De resterende kernen – de witte dwergsterren – zijn miljoenen keren lichtzwakker dan de oorspronkelijke sterren, hoewel ze meestal heter en blauwer zijn dan tijdens de hoofdreeks. Zo eindigen vrijwel alle sterren – alle K- G- F- en A-sterren, plus een deel van de B-sterren, zullen eindigen als witte dwergster.Maar de sterren die hun leven begonnen zijn als O-ster en/of heldere B-ster, oftewel alle sterren met meer dan 10 zonnemassa’s, zullen veel verder gaan in hun cyclus van fusie. Uiteindelijk is een metalen kern ontstaan, en de atomen in die kern zullen niet langer zijn opgewassen tegen de zwaartekracht. De hele kern zal gaan instorten, waarbij de rest van de ster met een gigantisch geweld wordt weggeblazen – een zogenaamde supernova.

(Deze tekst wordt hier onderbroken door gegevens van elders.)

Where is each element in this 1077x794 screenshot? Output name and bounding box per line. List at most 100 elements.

Het resultaat is dan een neutronenster of een zwart gat aan het einde van het sterrenleven.
Alle sterren sterven dus en eindigen hun leven als witte dwerg + planetaire nevel of als neutronenster/zwart gat, terwijl de meeste M-sterren simpelweg inkrimpen tot een helium-witte dwerg. Vervolgens zullen ze nog biljoenen jaren blijven schijnen – het duurt bijna letterlijk een eeuwigheid voordat een witte dwerg of neutronenster voldoende is afgekoeld om niet langer te schijnen. Toch zijn dit geen sterren in de zin van het woord, dus is het licht dat ze uitzenden kan niet langer sterrenlicht genoemd worden.
Hiermee hebben we het einde bereikt van dit verhaal over sterrenlicht. Onze Melkweg is gevuld met 400 miljard sterren, in allerlei levensfases, terwijl in vele biljoenen andere sterrenstelsels precies hetzelfde gebeurt.
Bron: Starts With a Bang‘, ‘
Mooie blog Olaf! Zeer verhelderend over de evolutie van sterren.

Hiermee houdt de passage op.